Energiewirtschaft kann sich Abschaltung weiterer Kohlekraftwerke vorstellen

Die Energiewirtschaft kann sich die Abschaltung weiterer Kohlekraftwerke bis 2020 vorstellen. Ein Beitrag im Umfang von mehr als fünf Gigawatt sei aber für den Energiesektor "kurzfristig nicht zu verantworten"
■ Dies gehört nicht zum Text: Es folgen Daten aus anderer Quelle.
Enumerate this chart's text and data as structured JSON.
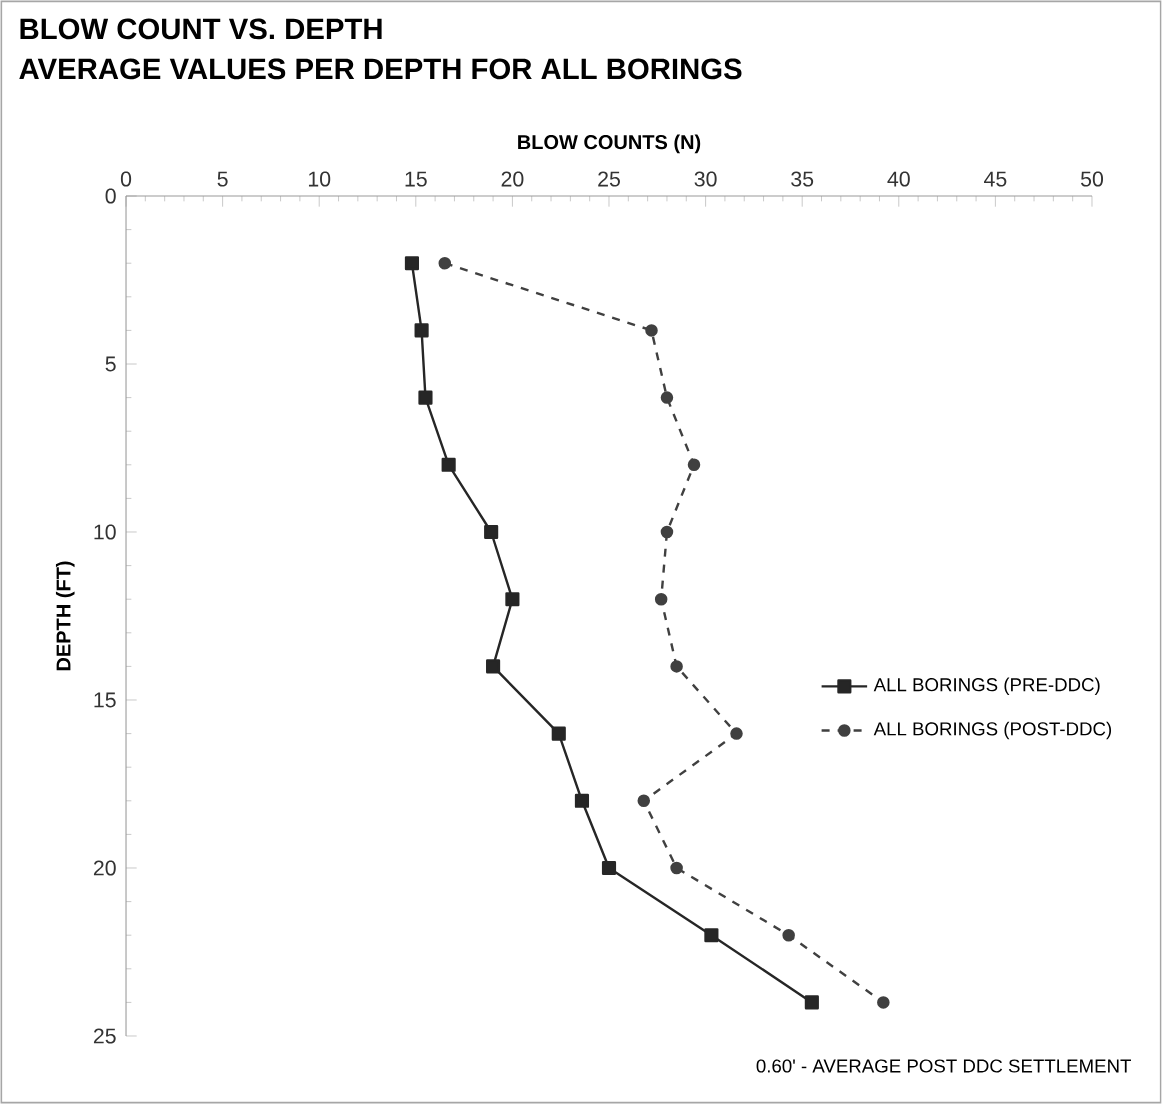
{
  "chart_data": {
    "type": "line",
    "title": "BLOW COUNT VS. DEPTH",
    "subtitle": "AVERAGE VALUES PER DEPTH FOR ALL BORINGS",
    "xlabel": "BLOW COUNTS (N)",
    "ylabel": "DEPTH (FT)",
    "xlim": [
      0,
      50
    ],
    "xticks": [
      0,
      5,
      10,
      15,
      20,
      25,
      30,
      35,
      40,
      45,
      50
    ],
    "ylim": [
      25,
      0
    ],
    "yticks": [
      0,
      5,
      10,
      15,
      20,
      25
    ],
    "legend": "right",
    "series": [
      {
        "name": "ALL BORINGS (PRE-DDC)",
        "color": "#262626",
        "marker": "square",
        "line_style": "solid",
        "x": [
          14.8,
          15.3,
          15.5,
          16.7,
          18.9,
          20.0,
          19.0,
          22.4,
          23.6,
          25.0,
          30.3,
          35.5
        ],
        "values": [
          2,
          4,
          6,
          8,
          10,
          12,
          14,
          16,
          18,
          20,
          22,
          24
        ]
      },
      {
        "name": "ALL BORINGS (POST-DDC)",
        "color": "#404040",
        "marker": "circle",
        "line_style": "dashed",
        "x": [
          16.5,
          27.2,
          28.0,
          29.4,
          28.0,
          27.7,
          28.5,
          31.6,
          26.8,
          28.5,
          34.3,
          39.2
        ],
        "values": [
          2,
          4,
          6,
          8,
          10,
          12,
          14,
          16,
          18,
          20,
          22,
          24
        ]
      }
    ],
    "annotations": [
      "0.60' - AVERAGE POST DDC SETTLEMENT"
    ]
  }
}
Die Energiewirtschaft kann sich die Abschaltung weiterer Kohlekraftwerke bis 2020 vorstellen - allerdings nur in begrenztem Umfang. "Es ist verantwortbar, in einem Mix aus Braun- und Steinkohle weitere fünf Gigawatt gegen Entschädigung in 2020 vom Netz zu nehmen", schrieben führende Vertreter des Bundesverbands der deutschen Energie- und Wasserwirtschaft (BDEW) in einem Gastbeitrag für die Zeitung "Die Welt" (Freitagsausgabe).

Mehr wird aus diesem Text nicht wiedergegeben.